La Carline vous invite à une rencontre avec un éditeur parmi les plus créatifs du moment : 

les éditions Attila,
Jeudi 31 janvier à 18h30
 
 pour évoquer leur beau travail éditorial, 
notamment autour de l’œuvre de Goliarda Sapienza 
grâce à la présence de Nathalie Castagnié, 
la traductrice du dernier roman paru :

Moi, Jean Gabin
Goliarda Sapienza - Moi, Jean Gabin.
Frédéric Martin et Benoît Virot ont fondé, la maison d’édition Attila en 2009. Monologue à deux voix sur le thème : comment dénicher des « trésors » de littérature et les transmettre. Leur fonds de commerce, ce n'est pas tant l'inédit que le mal édité. On pense à Jacques Abeille, le Tolkien du Limousin, sorti grâce à eux d'une obscurité injuste. On pense aussi à Edgar Hilsenrath, écrivain juif allemand, survivant des ghettos nazis. Et la belle aventure continue avec Goliarda Sapienza... pour en savoir plus, allez voir leur site.

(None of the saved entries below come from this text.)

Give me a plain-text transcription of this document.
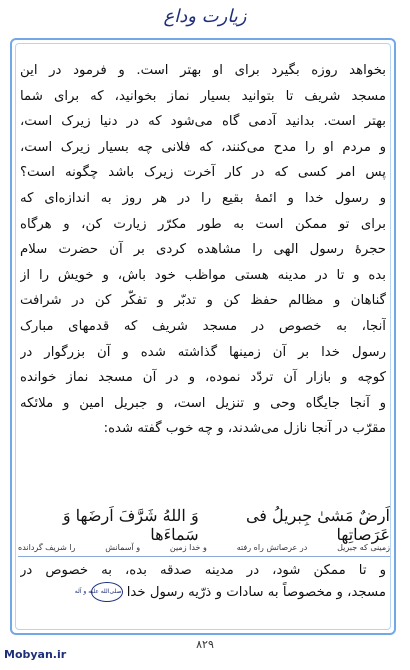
زیارت وداع
بخواهد روزه بگیرد برای او بهتر است. و فرمود در این
مسجد شریف تا بتوانید بسیار نماز بخوانید، که برای شما
بهتر است. بدانید آدمی گاه می‌شود که در دنیا زیرک است،
و مردم او را مدح می‌کنند، که فلانی چه بسیار زیرک است،
پس امر کسی که در کار آخرت زیرک باشد چگونه است؟
و رسول خدا و ائمهٔ بقیع را در هر روز به اندازه‌ای که
برای تو ممکن است به طور مکرّر زیارت کن، و هرگاه
حجرهٔ رسول الهی را مشاهده کردی بر آن حضرت سلام
بده و تا در مدینه هستی مواظب خود باش، و خویش را از
گناهان و مظالم حفظ کن و تدبّر و تفکّر کن در شرافت
آنجا، به خصوص در مسجد شریف که قدمهای مبارک
رسول خدا بر آن زمینها گذاشته شده و آن بزرگوار در
کوچه و بازار آن تردّد نموده، و در آن مسجد نماز خوانده
و آنجا جایگاه وحی و تنزیل است، و جبریل امین و ملائکه
مقرّب در آنجا نازل می‌شدند، و چه خوب گفته شده:
اَرضٌ مَشیٰ جِبریلُ فی عَرَصاتِها
وَ اللهُ شَرَّفَ اَرضَها وَ سَماءَها
زمینی که جبریل
در عرصاتش راه رفته
و خدا زمین
و آسمانش
را شریف گردانده
و تا ممکن شود، در مدینه صدقه بده، به خصوص در
مسجد، و مخصوصاً به سادات و ذرّیه رسول خدا صلی‌الله علیه و آله
۸۲۹
Mobyan.ir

Goliarda Sapienza (1924-1996) est née à Catane dans une famille anarcho-socialiste. Son père, avocat syndicaliste, fut l’animateur du socialisme sicilien jusqu’à l’avènement du fascisme. Sa mère, Maria Giudice, figure historique de la gauche italienne, dirigea un temps le journal Il grido del popolo (Le Cri du peuple). Tenue à l’écart des écoles, Goliarda reçoit pendant toute son enfance une éducation originale, qui lui donne très tôt accès aux grands textes philosophiques, littéraires et révolutionnaires, mais aussi à la culture populaire de sa ville natale. 
Durant la guerre, à seize ans, elle obtient une bourse d’étude et entre à l’Académie d’art dramatique de Rome. C’est le début d’une vie tumultueuse. Elle connaît d’abord, très rapidement, le succès au théâtre, avant de tout abandonner pour se consacrer à l’écriture. S’ensuivent des décennies de recherches et de doutes, d’amours intenses. Son oeuvre, complexe et flamboyante, laisse les éditeurs italiens perplexes et c’est dans l’anonymat que Goliarda Sapienza meurt en 1996. 
Elle ne trouve la reconnaissance qu’en 2005 avec le succès en France de la traduction de son roman L’arte della gioia (L’Art de la joie, éd. Viviane Hamy). Depuis, ses livres sont redécouverts en Italie. Les éditions Attila conduisent désormais la publication de ses oeuvres complètes.